During the Health Check we discovered a number of misconfiguration, security and availability shortcomings.  Some of the configuration settings were misaligned.  Access to restricted data had been granted to the entire user base rather than the select few with appropriate authorization to access the data. The backup jobs created were still working against the test system rather than the production system.  Also, some critical maintenance jobs were failing silently resulting in a misleading level of comfort.

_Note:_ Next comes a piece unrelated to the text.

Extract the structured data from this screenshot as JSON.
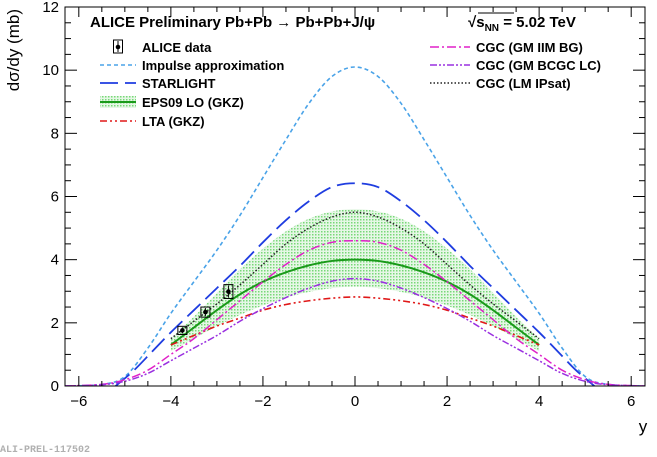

These issues were adversely impacting the overall solution and putting the client’s data at risk.  Once identified, they were easily corrected.  At that point the client’s data was actually in the state they desired – secure, available and protected.


 
This article excerpt, by Andy McDermid, originally appeared here: http://bit.ly/1lSCAFj
 
Halfway through the management of a crisis is not the time to discover that your disaster recovery plan involves crossed fingers. To avoid that kind of drama, a formal SQL Server health check should be considered routine, required and responsible.
 
Basic Database Health
A comprehensive SQL Server health check provides you with a better understanding of your complex database environment, and delivers answers you need to the questions you need to ask:
 
•Is our data accessible, available and recoverable?
 
•Is our SQL Server stable? Is the hardware able to manage current demand for the data it provides?
 
•Are there any immediate security concerns?
 
•Is our SQL Server properly configured? Are memory settings accurate?
 
•Is our current hardware and software infrastructure sufficient to support our current database growth patterns?
 
The answers to those questions provide the kind of baseline data that is critical if your team is going to be able to support your ongoing database needs. It’s equally important to their understanding and support of the day-to-day operation and maintenance of these systems.
 
Advanced Database Care
Building on that baseline, consider whether your organization can confidently respond to the following questions:
 
•What SQL Server maintenance should be completed within the next 30 days?
 
•Is there a regular maintenance schedule that allows for security patches to be applied and server upgrades to be performed?
 
•Are our databases performing efficiently? Have indices been implemented? Is there index fragmentation? Are there duplicate or unused indices?
 
•Is there a predetermined series of best practices that are being followed as they relate to database design and management?
 
•Has a disaster recovery plan been implemented? Does it adequately support the needs of your organization? (consider the maximum acceptable time period you could be without access to your data, as well as the legal liability and potential consequences that could result if it is unavailable for recovery)
 
•Does our team have the necessary expertise?
 
Database Diagnostics
Even beyond the obvious benefits of being educated and prepared, there is an additional dimension to consider regarding the management of SQL Servers. As an organization you expect excellence from your team, and that means equipping them with the tools and information they need to perform competently and confidently.
 
Don’t worry if this feels overwhelming. An ounce of prevention is a lot less expensive than a pound of cure.